Un altro riconoscimento a Schlabrendorff Montanelli lo ha dato cinquant’anni
dopo, nella sua “Stanza” sul “Corriere” del 26 febbraio 1997. Ma sempre
indiretto. E con alcuni errori, che Sergio Romano ripete nell’introduzione
all’edizione odierna: Schlabrendorff non fu avvocato a Norimberga “dei
criminali di guerra”, ma consulente volontario del generale Donovan sul
contributo delle chiese alla Resistenza, e non sopravisse al “bombardamento
violento di Dachau (quello in cui trovò la morte Mafalda di Savoia)”, perché
era in prigione a Berlino.
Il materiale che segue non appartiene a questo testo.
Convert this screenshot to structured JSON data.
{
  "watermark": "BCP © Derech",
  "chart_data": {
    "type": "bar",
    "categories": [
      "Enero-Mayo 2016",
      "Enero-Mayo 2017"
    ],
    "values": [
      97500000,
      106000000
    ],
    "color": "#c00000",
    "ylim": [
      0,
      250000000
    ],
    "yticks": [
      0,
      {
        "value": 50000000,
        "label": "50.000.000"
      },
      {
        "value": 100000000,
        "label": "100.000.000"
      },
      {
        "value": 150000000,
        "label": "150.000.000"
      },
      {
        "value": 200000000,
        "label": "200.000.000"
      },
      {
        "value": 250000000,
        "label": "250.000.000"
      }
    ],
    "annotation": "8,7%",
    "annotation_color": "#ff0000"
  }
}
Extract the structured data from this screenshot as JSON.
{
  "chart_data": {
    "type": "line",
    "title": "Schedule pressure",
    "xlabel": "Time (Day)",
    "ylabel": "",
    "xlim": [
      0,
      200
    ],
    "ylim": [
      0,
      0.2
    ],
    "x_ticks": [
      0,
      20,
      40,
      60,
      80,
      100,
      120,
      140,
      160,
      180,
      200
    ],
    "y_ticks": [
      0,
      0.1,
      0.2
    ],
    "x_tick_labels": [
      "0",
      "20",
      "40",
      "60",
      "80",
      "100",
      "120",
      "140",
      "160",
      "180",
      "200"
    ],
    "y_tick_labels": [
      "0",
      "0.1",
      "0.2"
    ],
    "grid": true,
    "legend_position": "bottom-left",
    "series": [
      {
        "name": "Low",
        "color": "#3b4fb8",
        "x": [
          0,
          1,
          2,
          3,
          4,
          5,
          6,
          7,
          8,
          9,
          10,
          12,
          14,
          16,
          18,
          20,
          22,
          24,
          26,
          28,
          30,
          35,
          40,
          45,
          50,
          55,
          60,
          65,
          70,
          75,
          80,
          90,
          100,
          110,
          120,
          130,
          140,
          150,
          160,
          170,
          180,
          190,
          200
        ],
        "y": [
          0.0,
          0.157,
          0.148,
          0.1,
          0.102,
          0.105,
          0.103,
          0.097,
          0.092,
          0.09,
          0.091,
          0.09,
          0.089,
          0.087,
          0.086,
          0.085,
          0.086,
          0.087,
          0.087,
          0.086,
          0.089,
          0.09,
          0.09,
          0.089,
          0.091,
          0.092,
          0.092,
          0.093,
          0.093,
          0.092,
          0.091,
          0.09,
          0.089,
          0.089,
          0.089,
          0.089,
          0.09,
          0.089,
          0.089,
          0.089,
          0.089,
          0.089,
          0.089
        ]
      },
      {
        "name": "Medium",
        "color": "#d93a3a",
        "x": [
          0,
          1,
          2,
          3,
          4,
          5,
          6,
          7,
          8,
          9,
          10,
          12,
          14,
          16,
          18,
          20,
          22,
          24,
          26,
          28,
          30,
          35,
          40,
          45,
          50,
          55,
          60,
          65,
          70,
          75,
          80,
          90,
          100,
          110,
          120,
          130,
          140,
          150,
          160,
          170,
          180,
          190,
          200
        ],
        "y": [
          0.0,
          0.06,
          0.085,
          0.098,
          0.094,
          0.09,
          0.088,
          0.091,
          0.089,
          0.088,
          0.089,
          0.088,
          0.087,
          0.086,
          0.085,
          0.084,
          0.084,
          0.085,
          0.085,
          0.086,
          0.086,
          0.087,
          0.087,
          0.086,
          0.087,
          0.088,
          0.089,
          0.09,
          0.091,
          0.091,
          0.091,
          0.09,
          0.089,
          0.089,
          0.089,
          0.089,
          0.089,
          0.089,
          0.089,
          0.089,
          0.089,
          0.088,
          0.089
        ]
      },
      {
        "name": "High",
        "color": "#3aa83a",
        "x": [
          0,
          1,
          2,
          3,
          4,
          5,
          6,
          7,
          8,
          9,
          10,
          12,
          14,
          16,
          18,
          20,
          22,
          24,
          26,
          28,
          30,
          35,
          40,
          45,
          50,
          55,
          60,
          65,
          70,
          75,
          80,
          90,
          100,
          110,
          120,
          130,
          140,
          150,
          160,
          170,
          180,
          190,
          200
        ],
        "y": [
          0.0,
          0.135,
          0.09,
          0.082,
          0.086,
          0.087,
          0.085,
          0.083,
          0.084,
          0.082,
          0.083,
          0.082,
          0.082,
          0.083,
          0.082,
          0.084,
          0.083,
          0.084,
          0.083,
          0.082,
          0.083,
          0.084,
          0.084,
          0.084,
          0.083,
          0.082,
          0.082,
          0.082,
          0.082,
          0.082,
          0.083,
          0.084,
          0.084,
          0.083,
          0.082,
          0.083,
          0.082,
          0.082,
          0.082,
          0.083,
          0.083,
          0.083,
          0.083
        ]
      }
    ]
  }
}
Sul bombardamento reale subito da Schlabrendorff
Montanelli si è perso una storia molto montanelliana: l’accusato si salvò e
l’accusatore, l’ex comunista Roland Freisler, che giudicava in paramenti
rossobruni, fu giustiziato. Avvenne durante il processo al Tribunale popolare:
ci fu un bombardamento, il procuratore speciale Freisler scese con l’accusato
nel rifugio, una bomba penetrò tutti i piani del tribunale, scosse la cantina,
una trave si staccò dal soffitto, e lo uccise. Uccise Freisler.
Fabian von Schlabrendorff, un avvocato che divenne a cavaliere del
1970 presidente della Corte costituzionale a Bonn, era stato segretario in
gioventù di Otto von Bismarck, e aveva poi sposato Luitgarde Bismarck, nipote
di Ruth von Kleist-Retzow, altra figura di rilievo della Resistenza.
Prettamente montanelliane sono solo le forzature e le inversioni di senso della
storia. I ripetuti incisi su Mafalda di Savoia ogni volta che ci sono morti per
bombardamenti – la principessa era dopo la guerra la fidanzata d’Italia. O
Hitler “che usava fare troncare la testa con l’ascia a chi propalava
barzellette sul regime”. I tedeschi “scesi in guerra senza entusiasmo”. I
“campi di concentramento degli ebrei” già nel 1938. Dove già si commettevano
“atrocità” e sui quali circolavano “dicerie” che suscitavano “orrore anche in
molti degli stessi nazisti”. Harro Schulze-Boysen, organizzatore dell’Orchestra
Rossa, ridotto a “intellettuale surrealista”. E il solito, accattivante, conformismo
dell’anticonformismo: porsi dal lato dei deboli, sconfitti, perdenti, ma sempre
per un altro potere vincente: Hitler voleva “consegnare l’Europa al comunismo”.